Injuries, for professional basketball players, are sometimes just an unfortunate part of the business. You can't help it if an injury is sustained in practice, or even during a preseason game, if you're going out and giving maximum effort for the team that pays you millions of dollars to do so.
But what about off the court, when a player isn't doing anything related to basketball? That's when some personal discretion might come into play, and apparently, the Celtics' Glen Davis doesn't have any. Because he reportedly sustained a "non-basketball" injury, which, according to at least one report, just might keep him out for the entire season.
The Boston Herald has some vague details on what caused Davis' thumb injury, the extent of which is unknown:
According to sources, this was a non-basketball injury. It happened Sunday night when he got into an altercation with a friend, a former teammate, who was visiting from Louisiana.David Aldridge, writing for NBA.com, reports the possibility that this could be something that causes Davis to miss significant time.
Davis was reportedly defending himself.
The Celtics were also waiting on Monday for results of a second opinion on the right thumb injury suffered by backup center Glen Davis, who reportedly suffered the injury in an off-court altercation with a former teammate of his Sunday. "It doesn't look good," said a league source.
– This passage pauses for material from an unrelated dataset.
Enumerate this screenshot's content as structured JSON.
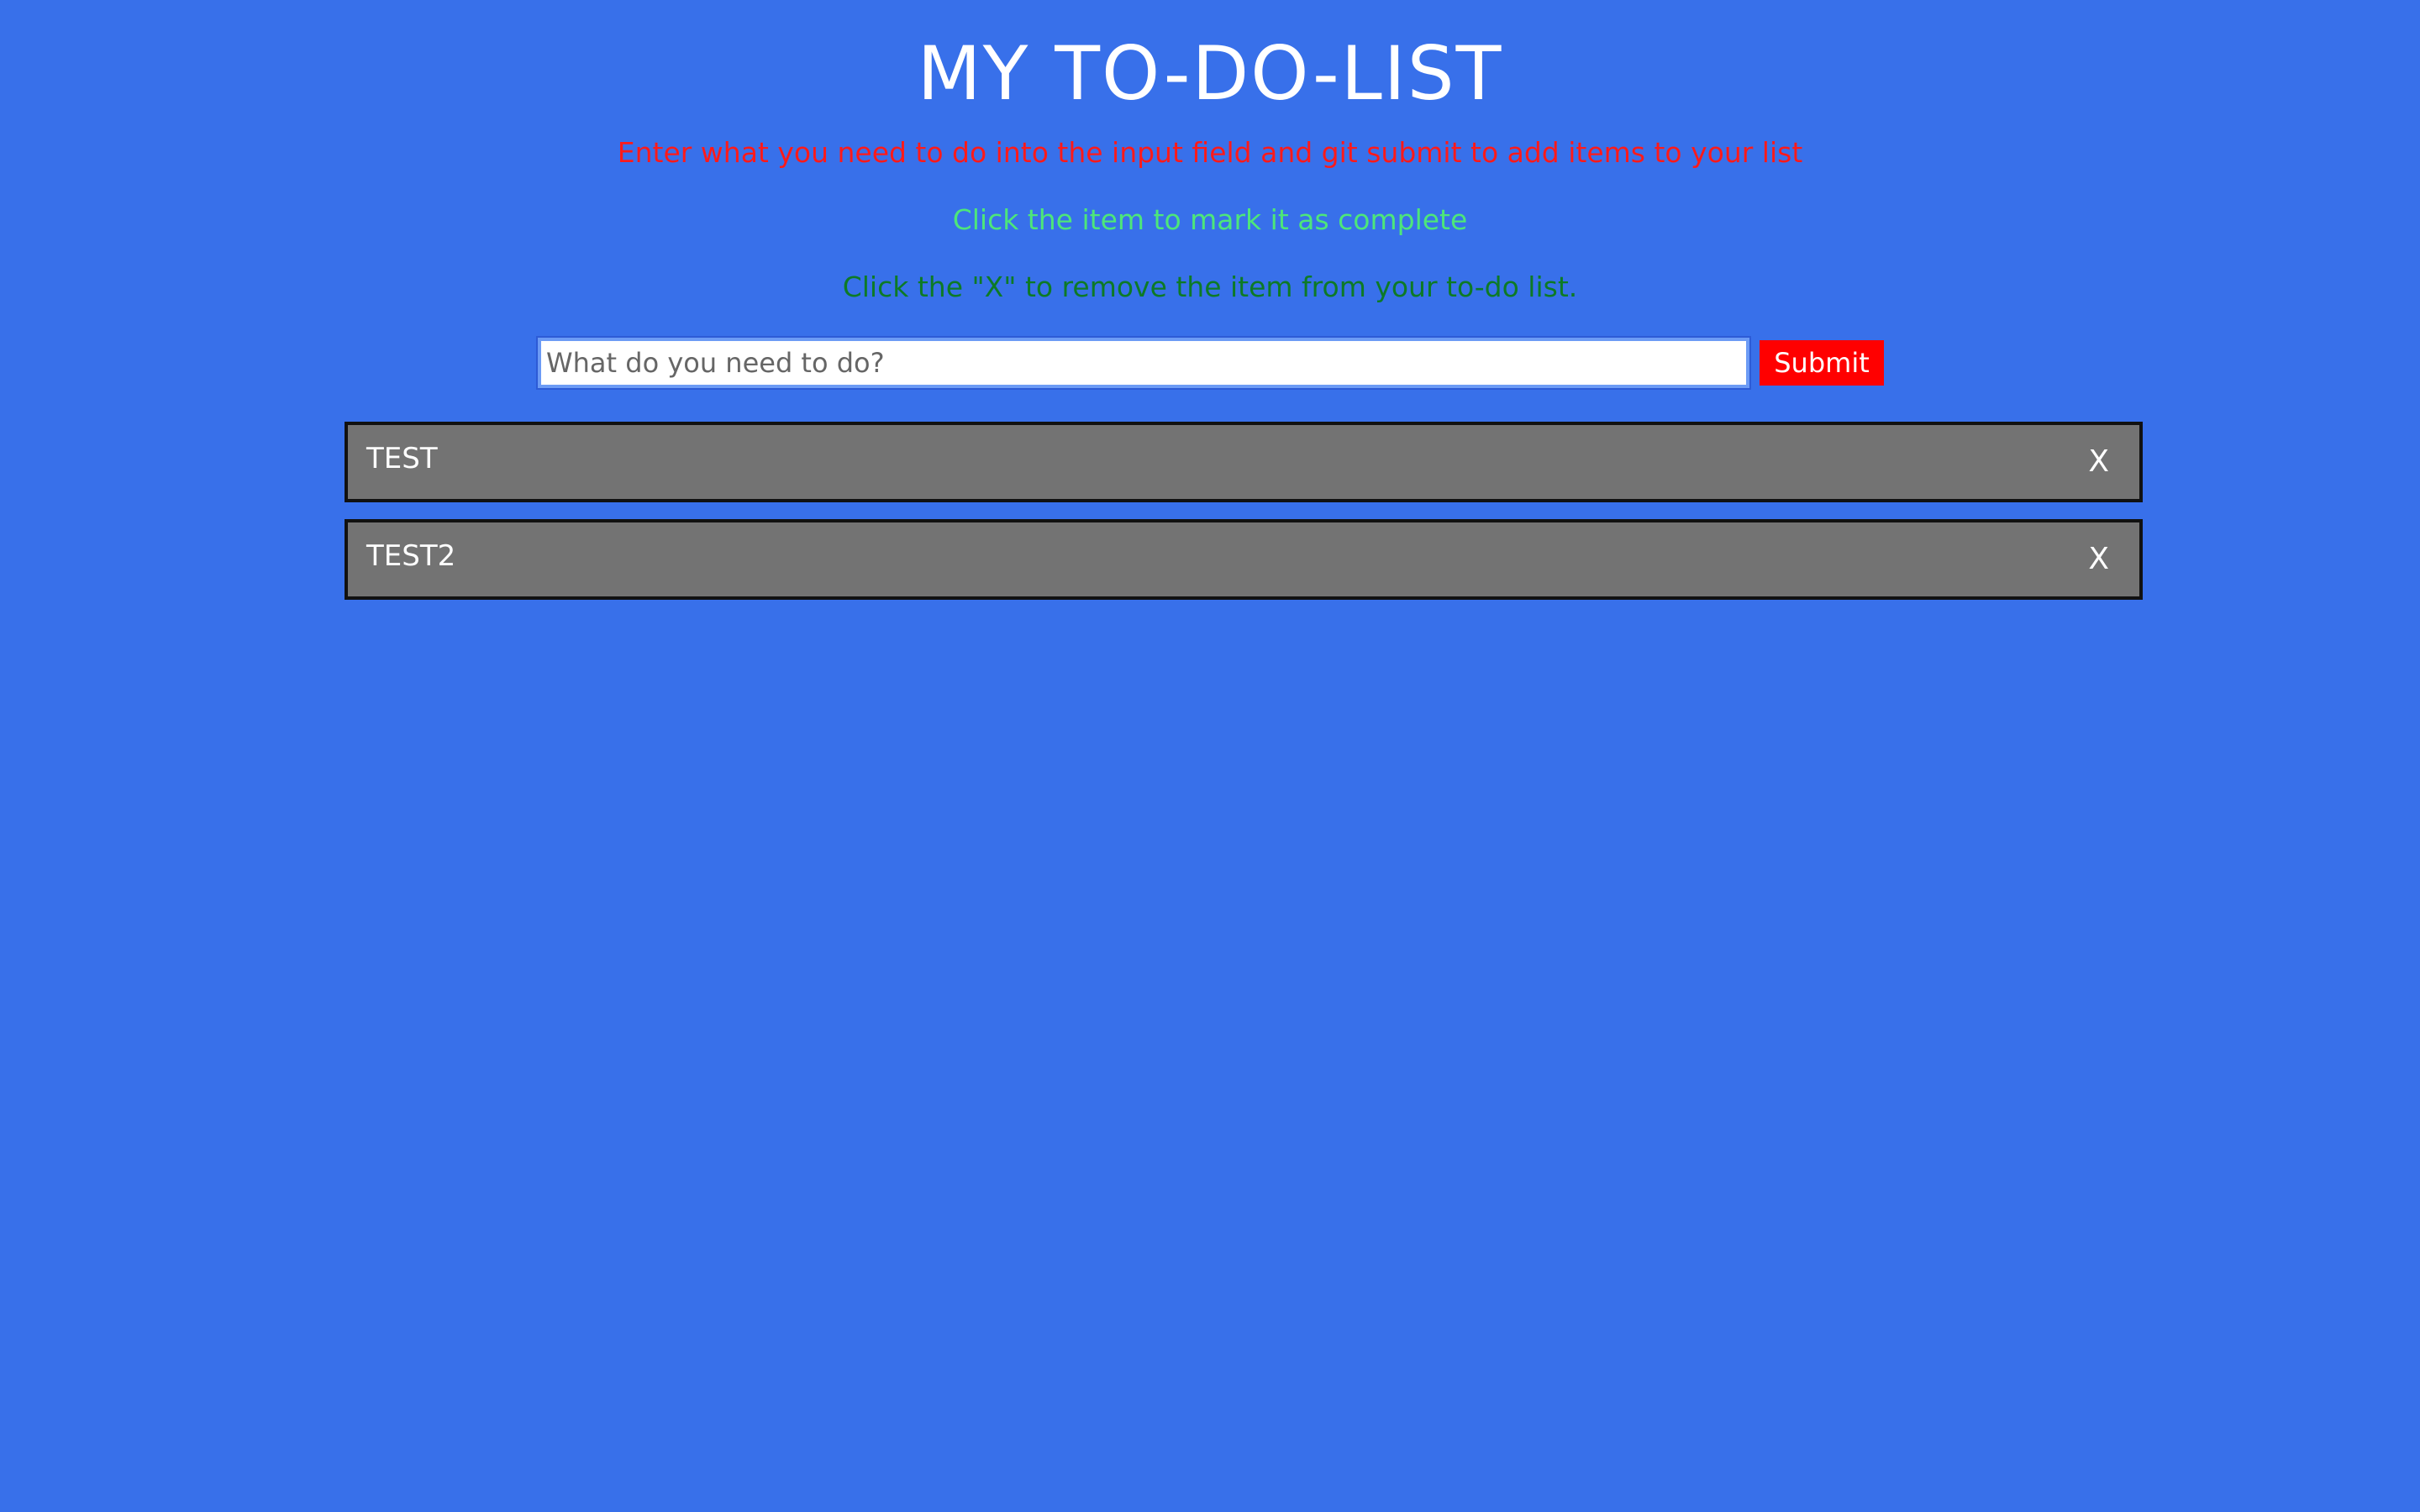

The Celtics were hopeful that Davis hasn't fractured his thumb; if he did, surgery would be required and Davis would likely miss several months, if not the entire season.This comes down to a maturity issue with Davis, doesn't it? As a professional athlete, whether he was engaged in some good-natured horsing around with an old friend, or something more serious -- like, maybe, fighting over that all-important last slice of pizza -- Davis shouldn't be involved in anything physical away from the court that could jeopardize his ability to play.
Hopefully for the Celtics, the injury will only keep Davis out for the first part of the season, and it will give the newly-acquired Shelden Williams the opportunity to get some quality, regular season minutes in his new system.
That's the best case scenario. Worst case is, Davis is out for the season, and a team with championship aspirations loses some valuable frontcourt depth, all because of a lack of judgment.
The "Big Baby" nickname seems especially appropriate right about now, doesn't it?